3. Incident Playbooks
-
Index Drift (P1)
- Page SRE on-call; freeze writes; switch to LKG manifest
- Run gold_200; confirm recovery
- RCA: identify corpus change, embedder mismatch, or shard compaction bug
- Prevent: add pre-publish canary eval to index pipeline
-
IBehavior Adapter Regression (P1)
- Revert to LKG profile; enable compute binding ENFORCED
- Run “structure/citation” suites; monitor regex pass
- RCA: diff prompt contracts; missing tone or refusal clauses
- Prevent: add unit tests to adapter pack; gated promotion
-
IACL 403 Flood (P2)
- Sample audit denials; confirm cause (claims vs policy)
- Refresh RBAC cache; check tenant profiles
- If policy bug: hotfix with time-boxed override + ticket
- Prevent: add backtest suite on policy changes
-
IPackaging Signature Failures (P1)
- Verify HSM availability & signer service logs
- Fail-closed: block exports; still return internal JSON with banner
- Rotate signer keys if compromise suspected; re-sign recent packages
- RCA + governance notification
4. Post-Incident Review (template)
- Summary: what broke, when, blast radius
- SLO impact: which were breached, for how long
- Evidence: links to dashboards, audit decision_ids, provenance_ids
- Root cause: technical + governance gaps
- Fixes: code, config, policy, tests
- Prevention: new gates (Eval Harness), new alerts, runbook updates
- Owner / due dates: tracked in change management
5. Preventative Controls (continuous)
- Pre-merge: Eval Harness on gold sets (retrieval, structure, citations)

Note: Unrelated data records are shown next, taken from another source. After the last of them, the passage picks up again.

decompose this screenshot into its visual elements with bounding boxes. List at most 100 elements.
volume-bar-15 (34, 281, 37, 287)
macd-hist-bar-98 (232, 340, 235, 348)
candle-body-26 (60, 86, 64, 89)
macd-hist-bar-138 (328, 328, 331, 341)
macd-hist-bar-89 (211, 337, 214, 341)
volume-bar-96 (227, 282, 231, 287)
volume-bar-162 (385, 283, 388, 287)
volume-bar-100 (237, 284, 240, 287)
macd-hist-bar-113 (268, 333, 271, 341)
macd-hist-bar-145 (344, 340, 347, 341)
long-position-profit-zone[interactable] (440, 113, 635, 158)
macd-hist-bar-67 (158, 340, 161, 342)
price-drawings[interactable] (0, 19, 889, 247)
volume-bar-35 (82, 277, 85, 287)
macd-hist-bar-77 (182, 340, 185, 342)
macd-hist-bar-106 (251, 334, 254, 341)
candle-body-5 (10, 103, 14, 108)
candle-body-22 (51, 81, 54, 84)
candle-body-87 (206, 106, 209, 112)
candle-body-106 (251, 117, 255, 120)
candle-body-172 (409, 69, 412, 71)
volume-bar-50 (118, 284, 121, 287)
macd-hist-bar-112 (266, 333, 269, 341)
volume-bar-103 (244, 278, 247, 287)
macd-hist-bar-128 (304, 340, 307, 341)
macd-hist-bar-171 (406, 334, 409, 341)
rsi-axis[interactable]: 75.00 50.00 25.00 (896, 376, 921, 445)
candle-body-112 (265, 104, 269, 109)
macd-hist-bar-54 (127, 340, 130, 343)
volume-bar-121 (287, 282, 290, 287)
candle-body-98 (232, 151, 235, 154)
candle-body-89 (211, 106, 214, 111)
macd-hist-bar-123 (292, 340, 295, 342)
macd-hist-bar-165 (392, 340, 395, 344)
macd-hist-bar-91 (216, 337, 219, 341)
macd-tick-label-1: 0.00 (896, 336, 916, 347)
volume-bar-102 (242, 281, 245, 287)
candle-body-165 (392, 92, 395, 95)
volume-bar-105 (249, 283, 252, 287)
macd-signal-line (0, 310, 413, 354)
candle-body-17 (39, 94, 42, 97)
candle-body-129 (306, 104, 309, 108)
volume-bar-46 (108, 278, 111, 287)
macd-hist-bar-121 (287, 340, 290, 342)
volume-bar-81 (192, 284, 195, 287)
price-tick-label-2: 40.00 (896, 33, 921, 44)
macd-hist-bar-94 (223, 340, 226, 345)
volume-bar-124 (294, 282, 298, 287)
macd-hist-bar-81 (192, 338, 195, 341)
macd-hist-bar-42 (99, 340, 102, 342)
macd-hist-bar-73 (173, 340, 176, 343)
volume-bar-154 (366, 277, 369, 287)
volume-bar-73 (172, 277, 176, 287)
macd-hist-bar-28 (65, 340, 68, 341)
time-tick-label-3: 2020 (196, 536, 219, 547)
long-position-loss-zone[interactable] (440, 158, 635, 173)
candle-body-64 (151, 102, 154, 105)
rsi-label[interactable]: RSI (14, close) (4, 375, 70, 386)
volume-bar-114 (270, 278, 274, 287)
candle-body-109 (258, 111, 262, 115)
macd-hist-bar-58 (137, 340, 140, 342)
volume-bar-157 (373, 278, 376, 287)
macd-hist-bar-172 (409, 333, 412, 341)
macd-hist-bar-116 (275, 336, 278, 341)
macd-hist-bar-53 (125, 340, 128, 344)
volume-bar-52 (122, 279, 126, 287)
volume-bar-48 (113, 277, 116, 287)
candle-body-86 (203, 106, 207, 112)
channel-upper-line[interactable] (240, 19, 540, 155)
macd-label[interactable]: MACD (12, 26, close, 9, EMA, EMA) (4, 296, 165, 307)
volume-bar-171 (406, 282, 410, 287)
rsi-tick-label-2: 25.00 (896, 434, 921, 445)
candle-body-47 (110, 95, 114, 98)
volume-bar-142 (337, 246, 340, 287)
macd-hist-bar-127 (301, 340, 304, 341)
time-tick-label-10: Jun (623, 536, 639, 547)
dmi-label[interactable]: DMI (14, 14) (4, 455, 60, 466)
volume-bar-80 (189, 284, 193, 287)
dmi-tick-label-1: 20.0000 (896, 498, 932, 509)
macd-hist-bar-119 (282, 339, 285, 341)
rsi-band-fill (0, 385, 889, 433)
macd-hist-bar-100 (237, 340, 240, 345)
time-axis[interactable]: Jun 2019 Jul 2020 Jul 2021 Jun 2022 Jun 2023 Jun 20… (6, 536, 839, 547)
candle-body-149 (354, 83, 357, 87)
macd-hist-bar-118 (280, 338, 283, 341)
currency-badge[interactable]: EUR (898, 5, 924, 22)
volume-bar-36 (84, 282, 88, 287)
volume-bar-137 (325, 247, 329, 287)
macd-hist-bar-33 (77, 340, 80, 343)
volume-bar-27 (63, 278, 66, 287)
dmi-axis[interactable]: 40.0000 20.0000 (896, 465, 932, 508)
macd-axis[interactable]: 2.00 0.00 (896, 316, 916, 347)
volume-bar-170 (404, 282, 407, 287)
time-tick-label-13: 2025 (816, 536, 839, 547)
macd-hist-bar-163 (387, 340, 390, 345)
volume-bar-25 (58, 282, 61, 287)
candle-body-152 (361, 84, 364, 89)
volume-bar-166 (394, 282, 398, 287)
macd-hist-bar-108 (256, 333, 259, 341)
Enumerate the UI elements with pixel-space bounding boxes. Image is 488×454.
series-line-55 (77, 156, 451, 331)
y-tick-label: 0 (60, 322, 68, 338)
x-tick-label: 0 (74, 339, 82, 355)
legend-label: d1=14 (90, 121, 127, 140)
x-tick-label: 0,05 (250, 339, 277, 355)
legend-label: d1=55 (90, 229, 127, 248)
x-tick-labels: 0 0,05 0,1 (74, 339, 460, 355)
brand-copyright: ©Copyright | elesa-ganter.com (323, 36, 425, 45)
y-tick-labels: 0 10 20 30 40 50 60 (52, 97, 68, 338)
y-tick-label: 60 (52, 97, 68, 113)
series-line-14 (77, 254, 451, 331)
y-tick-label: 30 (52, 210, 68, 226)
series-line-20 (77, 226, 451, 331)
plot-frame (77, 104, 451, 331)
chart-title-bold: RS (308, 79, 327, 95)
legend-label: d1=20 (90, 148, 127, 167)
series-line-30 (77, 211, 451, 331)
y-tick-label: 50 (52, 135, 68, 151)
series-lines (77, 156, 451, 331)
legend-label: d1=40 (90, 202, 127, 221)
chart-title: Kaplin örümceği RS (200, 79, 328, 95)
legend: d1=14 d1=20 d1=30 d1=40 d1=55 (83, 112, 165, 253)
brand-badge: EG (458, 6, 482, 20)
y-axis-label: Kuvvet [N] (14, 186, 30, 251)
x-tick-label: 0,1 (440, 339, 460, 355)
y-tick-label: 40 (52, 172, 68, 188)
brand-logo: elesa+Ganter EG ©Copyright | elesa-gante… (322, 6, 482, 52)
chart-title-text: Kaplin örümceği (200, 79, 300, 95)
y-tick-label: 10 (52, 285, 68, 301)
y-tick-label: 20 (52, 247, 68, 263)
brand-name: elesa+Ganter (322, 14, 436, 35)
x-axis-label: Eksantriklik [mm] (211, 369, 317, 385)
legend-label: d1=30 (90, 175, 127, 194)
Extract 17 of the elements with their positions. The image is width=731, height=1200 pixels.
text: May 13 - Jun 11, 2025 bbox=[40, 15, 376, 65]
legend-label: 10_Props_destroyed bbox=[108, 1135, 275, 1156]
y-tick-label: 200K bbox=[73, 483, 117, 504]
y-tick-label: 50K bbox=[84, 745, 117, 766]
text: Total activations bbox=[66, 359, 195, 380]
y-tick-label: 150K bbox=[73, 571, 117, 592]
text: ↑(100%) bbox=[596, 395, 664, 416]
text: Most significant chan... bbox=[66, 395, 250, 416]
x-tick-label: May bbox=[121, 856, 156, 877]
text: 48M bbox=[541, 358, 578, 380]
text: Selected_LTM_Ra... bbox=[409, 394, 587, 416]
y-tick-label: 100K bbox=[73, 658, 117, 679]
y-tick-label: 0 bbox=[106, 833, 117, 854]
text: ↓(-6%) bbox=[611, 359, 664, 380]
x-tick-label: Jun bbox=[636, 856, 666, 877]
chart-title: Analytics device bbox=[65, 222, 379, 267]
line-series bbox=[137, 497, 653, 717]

- Pre-deploy: shadow traffic & canaries (adapter/regex/compute)
- Daily drift scans: compare ANN vs BM25 recall on sentinel queries
- Weekly audit sampling: random 100 answers → verify method/version, regex version, and provenance stitched end-to-end
Outcome
These runbooks ensure that when something slips—index drift, adapter misconfigs, ACL mismatches, or SLO violations—we recover safely and fast without compromising the integrity of AI outputs or our compliance guarantees.